В Волхове мы были где-то около часа ночи. Поезд Москва-Мурманск прибывал туда в три часа ночи.

    И так же сидели мы в полупустом вокзале рядом, скученно, и всё так же не разговаривали между собой. Я встал, молча, и решил пройтись по окрестностям вокзала, чтобы обозначить своё присутствие в этом городе, чтобы мог потом рассказывать о том, что я когда-то был здесь, в этом городе. Позже я не раз так делал в любом незнакомом городе, в любом незнакомом населённом пункте. Никто из ребят даже и не посмотрел в мою сторону. У всех были свои думы.   
    Дома, как дома. Как в любом городе. Улицы, как улицы. Да и что мог разглядеть, как следует в три часа ночи, какую достопримечательность? Был бы на экскурсии, тогда другое дело. Но всё же я обозначил своё присутствие в этом городе, и я могу говорить теперь, что я когда-то был в Волхове, в героическом городе, название которого носил  Волховский  фронт, где было наступление Красной Армии, наших войск во время прорыва блокады Ленинграда. 

    Когда я пришёл на вокзал, ребята всё так же сидели на своих местах, и даже не посмотрели в мою сторону.

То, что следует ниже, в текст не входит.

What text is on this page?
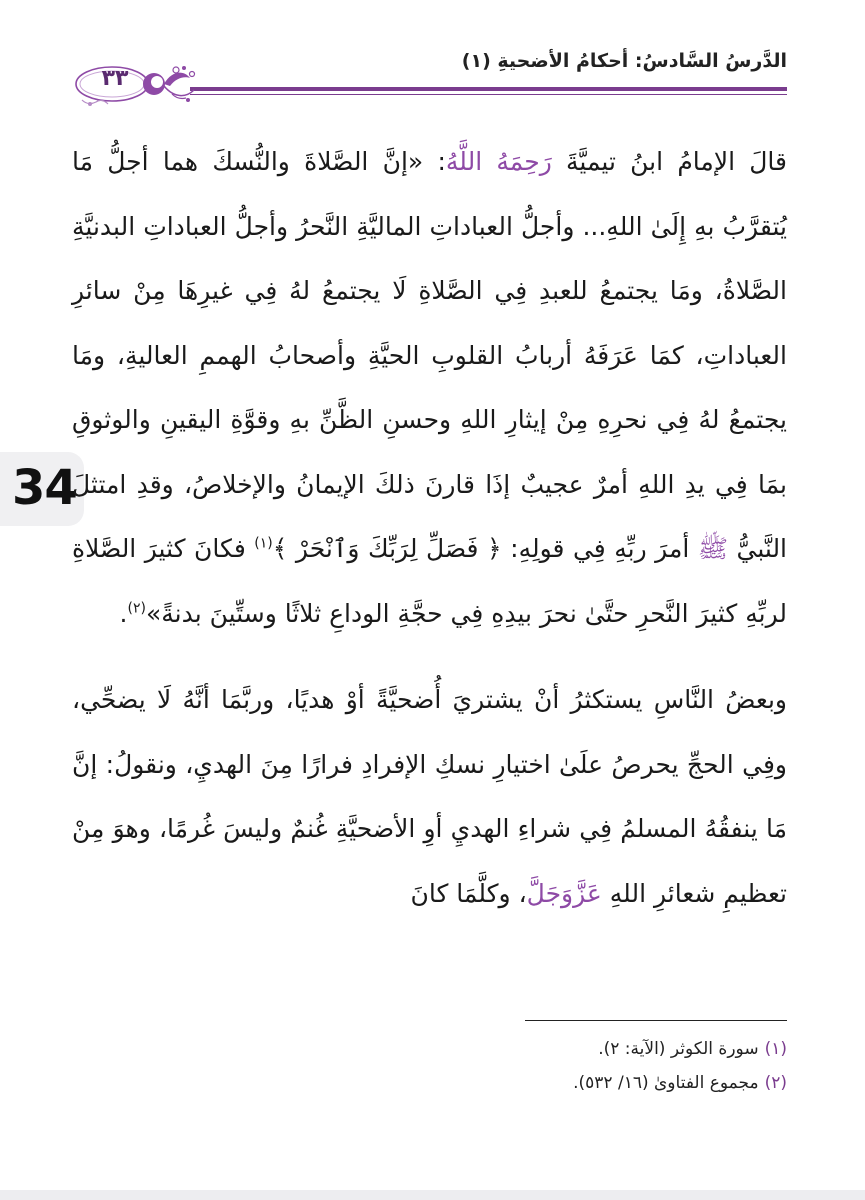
الدَّرسُ السَّادسُ: أحكامُ الأضحيةِ (١)
٣٣
34

قالَ الإمامُ ابنُ تيميَّةَ رَحِمَهُ اللَّهُ: «إنَّ الصَّلاةَ والنُّسكَ هما أجلُّ مَا يُتقرَّبُ بهِ إِلَىٰ اللهِ... وأجلُّ العباداتِ الماليَّةِ النَّحرُ وأجلُّ العباداتِ البدنيَّةِ الصَّلاةُ، ومَا يجتمعُ للعبدِ فِي الصَّلاةِ لَا يجتمعُ لهُ فِي غيرِهَا مِنْ سائرِ العباداتِ، كمَا عَرَفَهُ أربابُ القلوبِ الحيَّةِ وأصحابُ الهممِ العاليةِ، ومَا يجتمعُ لهُ فِي نحرِهِ مِنْ إيثارِ اللهِ وحسنِ الظَّنِّ بهِ وقوَّةِ اليقينِ والوثوقِ بمَا فِي يدِ اللهِ أمرٌ عجيبٌ إذَا قارنَ ذلكَ الإيمانُ والإخلاصُ، وقدِ امتثلَ النَّبيُّ ﷺ أمرَ ربِّهِ فِي قولِهِ: ﴿ فَصَلِّ لِرَبِّكَ وَٱنْحَرْ ﴾$^{(١)}$ فكانَ كثيرَ الصَّلاةِ لربِّهِ كثيرَ النَّحرِ حتَّىٰ نحرَ بيدِهِ فِي حجَّةِ الوداعِ ثلاثًا وستِّينَ بدنةً»$^{(٢)}$.

وبعضُ النَّاسِ يستكثرُ أنْ يشتريَ أُضحيَّةً أوْ هديًا، وربَّمَا أنَّهُ لَا يضحِّي، وفِي الحجِّ يحرصُ علَىٰ اختيارِ نسكِ الإفرادِ فرارًا مِنَ الهديِ، ونقولُ: إنَّ مَا ينفقُهُ المسلمُ فِي شراءِ الهديِ أوِ الأضحيَّةِ غُنمٌ وليسَ غُرمًا، وهوَ مِنْ تعظيمِ شعائرِ اللهِ عَزَّوَجَلَّ، وكلَّمَا كانَ

(١)سورة الكوثر (الآية: ٢).
(٢)مجموع الفتاوىٰ (١٦/ ٥٣٢).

Неужели они так заняты думами о недалёком будущем. А может, у каждого своё. И у меня своё. Вот город посмотрел, хоть чуть-чуть да посмотрел. Ничего не изменишь теперь. Приказ, всегда приказ. «А если бы я кинулся в бега?» – почему-то весело подумал я. Хотя, и произойди такое, им-то что. Они не офицеры, не прапорщики, а такие же, как я, и никакой ответственности за меня не несут, так же как и я за любого из них. Нам сказали, мы делаем. Мы уже на бумаге, потому что мы люди государственные, себе не принадлежим. А ребята всё так же сидели молча на вокзале. Никакого разговора, никакого подобия весёлого смеха, шуток, прибауток.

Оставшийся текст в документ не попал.